Tantangan dan upaya bersama itu terungkap dalam rangkaian Pertemuan Tahunan IMF-Bank Dunia 2018 di Nusa Dua, Bali, Rabu (10/10/2018). Dalam Forum Bank Sentral 2018 yang digelar Bank Indonesia (BI) dan Federal Reserve New York, Amerika Serikat, Indonesia mendorong bank sentral-bank sentral di dunia saling berkomunikasi dan bekerja sama mengatasi tantangan ketidakpastian keuangan global.
“Bank-bank sentral sebagai satu komunitas internasional dapat saling membantu. Komunikasi yang baik dan jelas, termasuk dari Amerika Serikat, merupakan salah satu faktor kunci mengurangi ketidakpastian,” kata Gubernur BI Perry Warjiyo.
Perry menambahkan, semua negara perlu beradaptasi dan melakukan penyesuaian kebijakan terhadap ketidakpastian. Harmonisasi dan sinkronisasi kebijakan moneter setiap bank sentral dalam menjawab tantangan ekonomi domestik dan global sangat diperlukan.
Menurut Perry, saat ini ekonomi Indonesia masih stabil dan berdaya tahan. Hal itu tercermin dari pertumbuhan dan inflasi yang baik, serta stabilitas sistem keuangan yang terjaga. Kendati demikian, Indonesia tetap harus memerhatikan pengaruh ekonomi global untuk mengambil langkah-langkah kebijakan.
“BI merespons ketidakpastian keuangan global dengan kebijakan moneter dan makroprudensial.
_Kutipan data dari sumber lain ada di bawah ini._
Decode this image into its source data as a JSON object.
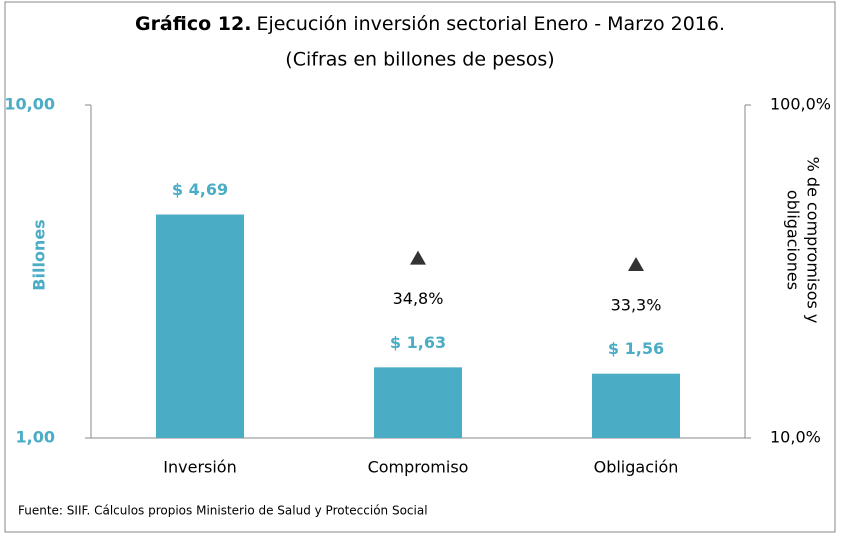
{
  "chart_data": {
    "type": "bar",
    "log_scale": true,
    "title_label": "Gráfico 12.",
    "title": "Ejecución inversión sectorial  Enero - Marzo 2016.",
    "subtitle": "(Cifras en billones de pesos)",
    "categories": [
      "Inversión",
      "Compromiso",
      "Obligación"
    ],
    "series": [
      {
        "name": "Billones",
        "color": "#4bacc6",
        "values": [
          4.69,
          1.63,
          1.56
        ],
        "value_labels": [
          "$ 4,69",
          "$ 1,63",
          "$ 1,56"
        ]
      },
      {
        "name": "% de compromisos y obligaciones",
        "type": "scatter",
        "axis": "y2",
        "color": "#333333",
        "values": [
          null,
          34.8,
          33.3
        ],
        "value_labels": [
          null,
          "34,8%",
          "33,3%"
        ]
      }
    ],
    "ylabel": "Billones",
    "y2label": [
      "% de compromisos y",
      "obligaciones"
    ],
    "ylim": [
      1,
      10
    ],
    "yticks": [
      {
        "value": 1,
        "label": "1,00"
      },
      {
        "value": 10,
        "label": "10,00"
      }
    ],
    "y2lim": [
      10,
      100
    ],
    "y2ticks": [
      {
        "value": 10,
        "label": "10,0%"
      },
      {
        "value": 100,
        "label": "100,0%"
      }
    ],
    "source": "Fuente: SIIF. Cálculos propios Ministerio de Salud y Protección Social"
  }
}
Adapun Pemerintah Indonesia merespons dengan menjaga defisit fiskal tidak terlalu lebar, mengendalikan impor, dan meningkatkan ekspor,” kata dia.
Dalam forum itu, Presiden dan juga CEO The Federal Reserve Bank of New York John Williams mengemukakan, Bank Sentral AS masih menormalisasi kebijakan moneter. Kemajuan normalisasi cukup berhasil karena ekonomi AS tumbuh positif, inflasi naik sesuai target, dan pengangguran berkurang, sehingga proses itu diharapkan berakhir tahun depan atau tahun berikutnya.
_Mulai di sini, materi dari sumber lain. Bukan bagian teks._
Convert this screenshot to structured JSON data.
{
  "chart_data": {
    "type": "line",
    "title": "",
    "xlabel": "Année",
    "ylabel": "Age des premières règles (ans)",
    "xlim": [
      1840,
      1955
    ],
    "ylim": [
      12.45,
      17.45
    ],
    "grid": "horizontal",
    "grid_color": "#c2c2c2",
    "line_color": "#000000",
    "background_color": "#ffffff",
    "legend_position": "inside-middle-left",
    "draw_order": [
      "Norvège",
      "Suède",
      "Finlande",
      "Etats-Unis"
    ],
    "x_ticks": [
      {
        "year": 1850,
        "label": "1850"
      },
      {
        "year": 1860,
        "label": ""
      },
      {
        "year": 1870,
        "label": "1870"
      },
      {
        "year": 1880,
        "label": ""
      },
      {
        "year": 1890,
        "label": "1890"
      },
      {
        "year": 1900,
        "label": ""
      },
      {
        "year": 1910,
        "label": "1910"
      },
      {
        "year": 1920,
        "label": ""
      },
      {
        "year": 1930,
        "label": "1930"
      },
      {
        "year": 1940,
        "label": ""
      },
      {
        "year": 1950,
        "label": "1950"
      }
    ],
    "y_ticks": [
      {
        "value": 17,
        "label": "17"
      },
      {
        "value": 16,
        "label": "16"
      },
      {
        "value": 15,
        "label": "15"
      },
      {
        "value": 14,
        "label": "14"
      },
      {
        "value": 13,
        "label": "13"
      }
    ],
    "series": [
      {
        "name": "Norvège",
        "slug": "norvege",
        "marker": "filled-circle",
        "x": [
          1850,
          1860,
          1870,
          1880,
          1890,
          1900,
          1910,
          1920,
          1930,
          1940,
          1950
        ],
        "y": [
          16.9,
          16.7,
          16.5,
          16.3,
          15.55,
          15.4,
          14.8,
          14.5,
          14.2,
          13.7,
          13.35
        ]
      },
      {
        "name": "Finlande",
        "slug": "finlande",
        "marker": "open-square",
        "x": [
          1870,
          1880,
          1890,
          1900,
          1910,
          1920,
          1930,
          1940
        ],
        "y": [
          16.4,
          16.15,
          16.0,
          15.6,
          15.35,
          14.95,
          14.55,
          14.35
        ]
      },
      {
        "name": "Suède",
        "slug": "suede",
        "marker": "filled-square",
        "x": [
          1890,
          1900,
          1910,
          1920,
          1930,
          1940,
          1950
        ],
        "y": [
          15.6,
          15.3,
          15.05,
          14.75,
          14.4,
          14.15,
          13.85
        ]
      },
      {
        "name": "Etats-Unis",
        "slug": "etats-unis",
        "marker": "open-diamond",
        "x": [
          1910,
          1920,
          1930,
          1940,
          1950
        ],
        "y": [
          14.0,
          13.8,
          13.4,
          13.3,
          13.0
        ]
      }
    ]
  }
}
“Kami menyadari proses normalisasi berdampak pada sistem keuangan dan moneter dunia, khususnya negara-negara berkembang. Kami terus memantau dan menganalisis perkembangan di seluruh dunia untuk memahami bagaimana kebijakan kami memengaruhi ekonomi global dan pada ekonomi AS,” kata dia.
Williams menambahkan, komunikasi dan pertukaran data antarbank sentral secara transparan dapat menjadi modal bersama untuk meminimalkan kesalahpahaman, gangguan pasar, dan volatilitas. Hal-hal tersebut dapat mengganggu tujuan bersama dalam menumbuhkan ekonomi yang kuat dan stabil.
Secara terpisah, Wakil Presiden Jusuf Kalla di Bali menegaskan, pemerintah menyiapkan kebijakan yang adaptif terhadap perkembangan ekonomi global. Langkah ini untuk membuat pasar domestik Indonesia tetap berdaya tahan tinggi terhadap dinamika perekonomian global.
"Ekonomi kita pada hari-hari ini, bulan-bulan ini, mempunyai banyak tantangan. Pemerintah segera mengambil kebijakan yang baik untuk mengelola semua ini agar ekonomi tetap tumbuh," katanya.
Risiko
Financial Counsellor and Director of the Monetary and Capital Markets Department IMF Tobias Adrian menyampaikan, risiko sistem keuangan global semakin meningkat dalam jangka pendek-menengah. Risiko akan membayangi negara-negara berkembang setidaknya dalam 2-3 tahun mendatang. Penyebabnya didominasi percepatan kenaikan suku bunga AS dan pengetatan likuiditas global.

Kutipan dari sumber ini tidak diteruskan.